Outra relevante alteração, a muito tempo cobrado pelos agentes que labutam diariamente nesse campo, foi a atualização dos critérios valorativos responsáveis pela escolha das modalidades de licitação. De acordo com o artigo 23 da lei 8.666/93, há basicamente dois grupos responsáveis pela definição das modalidades licitatórias, dependendo do montante estimado da contratação: o primeiro é referente a obras e serviços de engenharia; o segundo é referente a compras e serviços em geral. Esses limites objetivos foram sabiamente estipulados pelo legislador ordinário com o objetivo de diminuir a margem de subjetivismo na escolha da modalidade utilizada pelos gestores estatais.
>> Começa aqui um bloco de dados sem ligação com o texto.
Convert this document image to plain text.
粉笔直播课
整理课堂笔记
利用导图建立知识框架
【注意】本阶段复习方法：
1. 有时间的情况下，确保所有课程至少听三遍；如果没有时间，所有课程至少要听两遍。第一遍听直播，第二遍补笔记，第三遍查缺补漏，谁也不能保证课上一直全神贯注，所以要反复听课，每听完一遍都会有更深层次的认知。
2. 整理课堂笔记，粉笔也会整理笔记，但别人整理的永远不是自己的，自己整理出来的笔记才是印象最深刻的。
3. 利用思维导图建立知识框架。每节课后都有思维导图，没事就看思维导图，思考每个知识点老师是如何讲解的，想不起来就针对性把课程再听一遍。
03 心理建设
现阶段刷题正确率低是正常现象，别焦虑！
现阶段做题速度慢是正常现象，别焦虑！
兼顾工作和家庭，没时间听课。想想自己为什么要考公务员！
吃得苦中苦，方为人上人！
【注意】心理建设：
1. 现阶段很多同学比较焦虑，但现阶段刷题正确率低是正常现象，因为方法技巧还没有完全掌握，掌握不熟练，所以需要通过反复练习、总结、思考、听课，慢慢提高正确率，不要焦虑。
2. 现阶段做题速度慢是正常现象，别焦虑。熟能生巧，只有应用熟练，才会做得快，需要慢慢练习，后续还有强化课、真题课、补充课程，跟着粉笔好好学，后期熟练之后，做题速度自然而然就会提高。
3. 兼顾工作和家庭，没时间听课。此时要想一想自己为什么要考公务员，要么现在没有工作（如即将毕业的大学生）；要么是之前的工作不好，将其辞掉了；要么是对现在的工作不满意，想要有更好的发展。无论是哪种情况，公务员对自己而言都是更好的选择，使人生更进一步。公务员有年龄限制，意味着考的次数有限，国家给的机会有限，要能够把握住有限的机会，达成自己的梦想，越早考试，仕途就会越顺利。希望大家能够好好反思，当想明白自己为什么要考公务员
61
A problemática residia no fato de que esses valores foram oficialmente incorporados ao texto normativo em 27 de maio de 1998, pelo advento do plano real, controlando os altos índices inflacionários da época. Durante mais de vinte anos os montantes ficaram totalmente congelados, defasados com relação ao dinamismo mercantilista nacional, sem nunca terem sido objeto de atualização pelos índices oficiais, conforme previsão do artigo. 120 da lei 8.666/93. Todavia, o decreto 9.412, de 18 de junho de 2018, finalmente corrigiu a distorção, majorando os limites de acordo com a realidade atual, significando um reajuste de aproximadamente 120 por cento.

Como efeito automático, também houve o alargamento dos limites para as contratações diretas consideradas de pequena monta. Andou bem o Executivo federal, pois os novos patamares fixados para as obras e serviços de engenharia (até R$ 33 mil) e para as compras e serviços em geral (até R$ 17,6 mil) ficaram dentro do razoável, corrigindo as distorções inflacionárias sem prejudicar os avanços da utilização do pregão eletrônico na administração pública. Não se trata de medida que afrouxa as compras governamentais, mas de atitude para tornar mais eficiente o procedimento licitatório.